There are many other locations nearby including spots in Warminster, Newtown and Upper and Lower Southampton. See a full list of participating locations in the PDF section of this article.

According to the DEA, these drives have been very successful.

An April collection netted 552,161 pounds of prescription drugs gathered from more than 5,650 towns across the county, the agency said. Nearly 4,300 state and local law enforcement agencies assisted with the drive, the DEA said.
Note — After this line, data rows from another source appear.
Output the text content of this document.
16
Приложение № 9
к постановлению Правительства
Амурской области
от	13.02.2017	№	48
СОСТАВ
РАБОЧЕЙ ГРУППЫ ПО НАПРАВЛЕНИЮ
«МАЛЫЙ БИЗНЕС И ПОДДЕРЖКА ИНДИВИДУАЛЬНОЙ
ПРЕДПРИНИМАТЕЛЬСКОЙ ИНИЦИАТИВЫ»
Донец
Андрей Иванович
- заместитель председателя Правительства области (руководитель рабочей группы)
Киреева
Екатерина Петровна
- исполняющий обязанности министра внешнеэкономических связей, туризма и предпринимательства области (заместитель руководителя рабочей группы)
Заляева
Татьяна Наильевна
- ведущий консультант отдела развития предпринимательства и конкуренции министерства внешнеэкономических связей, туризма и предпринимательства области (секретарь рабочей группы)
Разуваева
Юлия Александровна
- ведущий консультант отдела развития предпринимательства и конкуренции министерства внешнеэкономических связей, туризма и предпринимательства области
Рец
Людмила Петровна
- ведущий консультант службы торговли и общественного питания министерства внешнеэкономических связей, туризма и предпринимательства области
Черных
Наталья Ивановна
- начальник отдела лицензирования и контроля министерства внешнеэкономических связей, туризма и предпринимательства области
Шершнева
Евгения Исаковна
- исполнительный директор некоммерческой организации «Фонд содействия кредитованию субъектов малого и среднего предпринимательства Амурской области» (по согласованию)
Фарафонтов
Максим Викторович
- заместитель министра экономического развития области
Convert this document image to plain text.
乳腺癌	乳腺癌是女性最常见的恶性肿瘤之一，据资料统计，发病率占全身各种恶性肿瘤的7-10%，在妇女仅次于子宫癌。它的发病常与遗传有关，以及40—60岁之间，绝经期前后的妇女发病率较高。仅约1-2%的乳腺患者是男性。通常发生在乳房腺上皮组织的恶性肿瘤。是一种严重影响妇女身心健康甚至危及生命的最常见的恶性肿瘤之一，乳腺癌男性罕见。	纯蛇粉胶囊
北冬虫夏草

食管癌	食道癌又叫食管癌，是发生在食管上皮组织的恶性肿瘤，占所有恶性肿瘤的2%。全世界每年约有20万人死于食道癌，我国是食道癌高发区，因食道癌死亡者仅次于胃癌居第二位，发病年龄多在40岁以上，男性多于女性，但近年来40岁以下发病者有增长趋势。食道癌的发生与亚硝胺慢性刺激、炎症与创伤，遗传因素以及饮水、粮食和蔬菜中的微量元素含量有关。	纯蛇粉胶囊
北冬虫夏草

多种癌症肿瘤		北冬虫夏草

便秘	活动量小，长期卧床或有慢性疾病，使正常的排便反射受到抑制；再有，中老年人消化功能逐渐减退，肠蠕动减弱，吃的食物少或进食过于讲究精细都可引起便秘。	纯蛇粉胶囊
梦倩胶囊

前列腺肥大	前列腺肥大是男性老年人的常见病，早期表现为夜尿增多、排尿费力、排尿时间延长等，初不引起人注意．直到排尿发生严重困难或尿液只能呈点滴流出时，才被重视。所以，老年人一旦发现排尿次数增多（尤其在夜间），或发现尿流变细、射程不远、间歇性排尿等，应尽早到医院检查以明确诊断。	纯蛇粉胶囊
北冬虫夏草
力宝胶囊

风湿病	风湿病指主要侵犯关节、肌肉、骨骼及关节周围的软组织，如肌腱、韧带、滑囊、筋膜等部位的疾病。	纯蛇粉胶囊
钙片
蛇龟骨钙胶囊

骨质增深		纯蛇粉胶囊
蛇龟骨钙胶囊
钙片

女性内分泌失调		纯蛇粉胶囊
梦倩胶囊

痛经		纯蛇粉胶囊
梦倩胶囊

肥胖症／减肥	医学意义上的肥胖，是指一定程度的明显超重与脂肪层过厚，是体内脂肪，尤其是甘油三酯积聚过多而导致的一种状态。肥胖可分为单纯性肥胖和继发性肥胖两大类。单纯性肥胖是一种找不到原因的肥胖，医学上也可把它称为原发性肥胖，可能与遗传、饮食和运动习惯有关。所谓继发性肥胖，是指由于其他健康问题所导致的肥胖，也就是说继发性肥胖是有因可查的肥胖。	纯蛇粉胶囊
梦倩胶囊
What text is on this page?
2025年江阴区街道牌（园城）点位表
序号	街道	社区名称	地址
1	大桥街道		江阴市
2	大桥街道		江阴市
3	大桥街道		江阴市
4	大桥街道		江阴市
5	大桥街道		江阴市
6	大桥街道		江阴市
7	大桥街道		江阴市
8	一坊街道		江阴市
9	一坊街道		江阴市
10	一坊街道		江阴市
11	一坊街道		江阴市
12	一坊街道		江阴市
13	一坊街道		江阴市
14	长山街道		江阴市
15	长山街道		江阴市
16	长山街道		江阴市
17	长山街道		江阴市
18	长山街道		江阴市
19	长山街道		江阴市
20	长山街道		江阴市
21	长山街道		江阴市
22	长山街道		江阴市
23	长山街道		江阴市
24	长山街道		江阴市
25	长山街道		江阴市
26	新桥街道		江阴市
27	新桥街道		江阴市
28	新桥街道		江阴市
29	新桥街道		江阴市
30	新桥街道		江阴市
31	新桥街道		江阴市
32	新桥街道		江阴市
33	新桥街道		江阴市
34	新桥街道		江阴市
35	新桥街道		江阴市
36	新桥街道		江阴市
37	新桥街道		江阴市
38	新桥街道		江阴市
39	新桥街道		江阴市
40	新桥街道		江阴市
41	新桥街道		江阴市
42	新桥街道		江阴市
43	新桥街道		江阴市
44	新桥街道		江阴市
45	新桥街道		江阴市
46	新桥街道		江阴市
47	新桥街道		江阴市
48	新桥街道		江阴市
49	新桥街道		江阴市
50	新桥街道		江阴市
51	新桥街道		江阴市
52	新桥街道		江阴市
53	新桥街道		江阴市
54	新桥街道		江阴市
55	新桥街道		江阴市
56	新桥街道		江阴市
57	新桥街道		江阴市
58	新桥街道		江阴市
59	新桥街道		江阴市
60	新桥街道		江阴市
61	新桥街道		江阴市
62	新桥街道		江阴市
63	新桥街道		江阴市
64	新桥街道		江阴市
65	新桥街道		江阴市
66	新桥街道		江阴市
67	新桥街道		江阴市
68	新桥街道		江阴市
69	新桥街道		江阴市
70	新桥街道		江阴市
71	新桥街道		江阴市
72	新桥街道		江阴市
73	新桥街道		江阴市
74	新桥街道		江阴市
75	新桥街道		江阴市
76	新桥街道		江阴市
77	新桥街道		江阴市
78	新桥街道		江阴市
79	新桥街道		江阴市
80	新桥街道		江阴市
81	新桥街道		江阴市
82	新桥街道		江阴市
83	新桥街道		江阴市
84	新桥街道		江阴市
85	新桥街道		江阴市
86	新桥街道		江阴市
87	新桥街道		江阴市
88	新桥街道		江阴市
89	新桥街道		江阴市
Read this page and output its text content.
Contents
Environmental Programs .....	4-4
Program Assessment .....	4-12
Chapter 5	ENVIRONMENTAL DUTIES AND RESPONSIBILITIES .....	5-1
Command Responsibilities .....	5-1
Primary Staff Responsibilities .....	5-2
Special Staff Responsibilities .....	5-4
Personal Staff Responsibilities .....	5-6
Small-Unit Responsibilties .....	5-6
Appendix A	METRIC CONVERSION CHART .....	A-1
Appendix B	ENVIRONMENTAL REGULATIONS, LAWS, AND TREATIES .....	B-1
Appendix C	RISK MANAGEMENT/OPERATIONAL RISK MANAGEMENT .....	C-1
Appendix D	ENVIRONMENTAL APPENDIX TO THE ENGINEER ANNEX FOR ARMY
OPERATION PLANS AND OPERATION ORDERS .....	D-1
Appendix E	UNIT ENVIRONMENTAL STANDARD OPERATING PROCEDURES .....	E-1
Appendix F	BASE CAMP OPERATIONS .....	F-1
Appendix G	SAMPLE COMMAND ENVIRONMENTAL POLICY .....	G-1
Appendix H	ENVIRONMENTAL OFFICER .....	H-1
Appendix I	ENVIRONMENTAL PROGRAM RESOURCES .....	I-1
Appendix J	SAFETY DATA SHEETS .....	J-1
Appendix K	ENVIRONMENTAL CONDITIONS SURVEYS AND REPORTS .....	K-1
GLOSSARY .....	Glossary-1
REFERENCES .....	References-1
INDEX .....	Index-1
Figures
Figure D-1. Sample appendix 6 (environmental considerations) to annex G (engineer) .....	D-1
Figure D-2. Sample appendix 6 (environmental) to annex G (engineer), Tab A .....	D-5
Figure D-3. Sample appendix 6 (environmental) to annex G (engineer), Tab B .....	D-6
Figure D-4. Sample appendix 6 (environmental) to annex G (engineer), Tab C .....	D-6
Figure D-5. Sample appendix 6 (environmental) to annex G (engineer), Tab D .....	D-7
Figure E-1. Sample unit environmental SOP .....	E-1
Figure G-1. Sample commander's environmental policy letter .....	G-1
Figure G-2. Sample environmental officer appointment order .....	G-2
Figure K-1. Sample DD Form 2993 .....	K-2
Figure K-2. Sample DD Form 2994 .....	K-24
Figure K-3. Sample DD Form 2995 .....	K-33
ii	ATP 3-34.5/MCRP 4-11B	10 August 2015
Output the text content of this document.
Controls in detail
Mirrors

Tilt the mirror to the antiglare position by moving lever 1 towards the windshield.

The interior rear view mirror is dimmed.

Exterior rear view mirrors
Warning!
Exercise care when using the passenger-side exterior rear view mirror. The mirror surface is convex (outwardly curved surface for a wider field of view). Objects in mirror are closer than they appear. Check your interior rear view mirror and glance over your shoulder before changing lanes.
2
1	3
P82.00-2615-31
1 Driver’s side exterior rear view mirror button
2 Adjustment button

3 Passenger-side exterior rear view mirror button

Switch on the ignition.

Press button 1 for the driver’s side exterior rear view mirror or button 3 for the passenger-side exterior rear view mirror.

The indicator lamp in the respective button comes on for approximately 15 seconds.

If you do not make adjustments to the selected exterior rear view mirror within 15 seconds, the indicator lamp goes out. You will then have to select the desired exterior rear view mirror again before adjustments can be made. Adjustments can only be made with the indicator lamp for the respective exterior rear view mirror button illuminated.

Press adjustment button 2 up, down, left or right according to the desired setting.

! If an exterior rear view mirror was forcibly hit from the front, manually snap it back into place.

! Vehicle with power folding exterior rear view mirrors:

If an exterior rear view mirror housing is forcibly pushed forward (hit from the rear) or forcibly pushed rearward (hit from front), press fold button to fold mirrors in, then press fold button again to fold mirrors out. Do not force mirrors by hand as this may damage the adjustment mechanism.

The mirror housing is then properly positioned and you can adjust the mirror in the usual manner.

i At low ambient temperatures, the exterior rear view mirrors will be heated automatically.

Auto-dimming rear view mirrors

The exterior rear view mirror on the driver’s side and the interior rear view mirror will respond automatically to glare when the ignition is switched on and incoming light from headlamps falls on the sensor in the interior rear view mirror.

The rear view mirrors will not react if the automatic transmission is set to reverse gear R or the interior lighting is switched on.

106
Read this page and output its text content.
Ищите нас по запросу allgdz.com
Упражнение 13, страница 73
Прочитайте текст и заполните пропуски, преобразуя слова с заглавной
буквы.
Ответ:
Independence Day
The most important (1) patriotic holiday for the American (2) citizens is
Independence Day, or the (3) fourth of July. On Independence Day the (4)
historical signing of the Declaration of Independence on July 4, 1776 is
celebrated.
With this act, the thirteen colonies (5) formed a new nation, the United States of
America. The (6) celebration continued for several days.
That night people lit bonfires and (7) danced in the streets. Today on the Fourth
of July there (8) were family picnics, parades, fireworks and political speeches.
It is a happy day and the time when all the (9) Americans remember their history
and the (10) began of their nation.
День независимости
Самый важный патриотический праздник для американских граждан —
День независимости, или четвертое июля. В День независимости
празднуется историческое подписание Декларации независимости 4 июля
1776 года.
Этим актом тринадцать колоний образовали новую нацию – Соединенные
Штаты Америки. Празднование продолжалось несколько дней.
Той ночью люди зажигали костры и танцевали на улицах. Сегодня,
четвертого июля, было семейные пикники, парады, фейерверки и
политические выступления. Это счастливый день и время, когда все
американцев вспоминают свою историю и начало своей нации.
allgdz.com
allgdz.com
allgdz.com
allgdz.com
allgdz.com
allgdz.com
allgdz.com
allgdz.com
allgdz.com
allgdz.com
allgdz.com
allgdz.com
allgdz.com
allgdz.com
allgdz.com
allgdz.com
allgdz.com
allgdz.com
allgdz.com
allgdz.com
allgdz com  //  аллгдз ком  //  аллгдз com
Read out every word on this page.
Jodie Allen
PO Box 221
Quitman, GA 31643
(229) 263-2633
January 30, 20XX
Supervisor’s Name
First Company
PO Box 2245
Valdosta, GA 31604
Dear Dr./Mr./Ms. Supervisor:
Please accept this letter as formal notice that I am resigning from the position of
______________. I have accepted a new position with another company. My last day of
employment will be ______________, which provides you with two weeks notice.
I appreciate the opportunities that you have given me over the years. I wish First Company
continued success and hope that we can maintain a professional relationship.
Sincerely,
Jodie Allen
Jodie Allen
In total, the agency's four Take Back events collected more than 1.5 million pounds—nearly 775 tons—of drugs.

Here in Bucks County, a collection in November 2010 netted 628 pounds of pills and 680 pounds of of liquid medication.

At the time, the county's district attorney said it was a great way to help stop the flow of drugs to young people.

"Over the past several years, prescription medications have emerged as the new wave of abused drugs," Bucks County District Attorney David Heckler said in a statement then. "In-demand drugs sell on the street for as much as $40 for one pill."

Another reason to properly dispose unwanted medicines, according to the Council Rock Coalition for Healthy Young, is to keep the water safe.

"Safe disposal reduces the amount of pharmaceutical drugs in our water supply," the coalition said. "Do not flush medicines."

In 1999-2000, a first of its kind federal study tested 139 streams in 30 states for drugs and hormones. Eight out of 10 of the streams sampled harbored at least one contaminant, while seventy-five percent contained two or more.